2年春のリーグデビューから一躍ドラフトの超目玉となった田中は更に数々の記録を塗り替えていく。
➍無敵の大学3年秋から試練の大学4年春
3年秋のリーグ戦では6試合に登板し、46イニングを投げて防御率は脅威の0.00のリーグ史上初の快挙を達成。更には共栄大戦ではノーヒットノーランも成し遂げる。

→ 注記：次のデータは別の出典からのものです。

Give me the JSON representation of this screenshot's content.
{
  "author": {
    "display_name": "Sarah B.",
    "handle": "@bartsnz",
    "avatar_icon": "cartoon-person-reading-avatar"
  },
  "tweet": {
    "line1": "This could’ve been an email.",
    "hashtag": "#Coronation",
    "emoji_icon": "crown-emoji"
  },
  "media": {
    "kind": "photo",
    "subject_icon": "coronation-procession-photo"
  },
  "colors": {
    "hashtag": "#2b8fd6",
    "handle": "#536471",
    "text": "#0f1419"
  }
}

本格化した3年春から4年春まで56イニング連続無失点と無敵状態の投球を続けた。
しかし、大学ラストイヤーとなる今年4月23日の共栄大戦で右肩に強い張りを訴え緊急降板した。原因は高校時代に悩まされた右肩に違和感だった。
ーーー 田中 正義大学成績一覧 ーーー
シーズン 登板数 勝利 敗戦 防御率
1年春 登板なし
1年秋 登板なし
2年春 7 3 1 0.43
2年秋 1 0 0 0.00
3年春 6 6 0 0.40
3年秋 6 6 0 0.00
4年春 2 1 0 1.64
4年秋 8 4 0 1.83
➎復活の大学4年秋、再びドラフトの主役へ
いよいよ10月20日のドラフトが近づいてきた9月10日の東京新大学秋季リーグ初戦・高千穂大戦に復活登板を果たし、8イニングを2安打1失点、8奪三振。
4月23日の緊急降板して以来の公式戦だったが、「打たせて取ろうと思い、6・7割の力で投げた」と田中は語ったが投球内容・結果も見事ながら最速も153kmを計測してドラフトに向けて十分な復調を見せた。
結果としてラストイヤーの右肩の違和感がありながらも5球団の1位指名を受け、やはり自分が2016年ドラフトの主役であったことを田中正義は見事に証明してみせた。
2017年シーズン、この男がプロでもエース級である「本物の実力」を証明したとき、球界のニューヒーローが誕生する。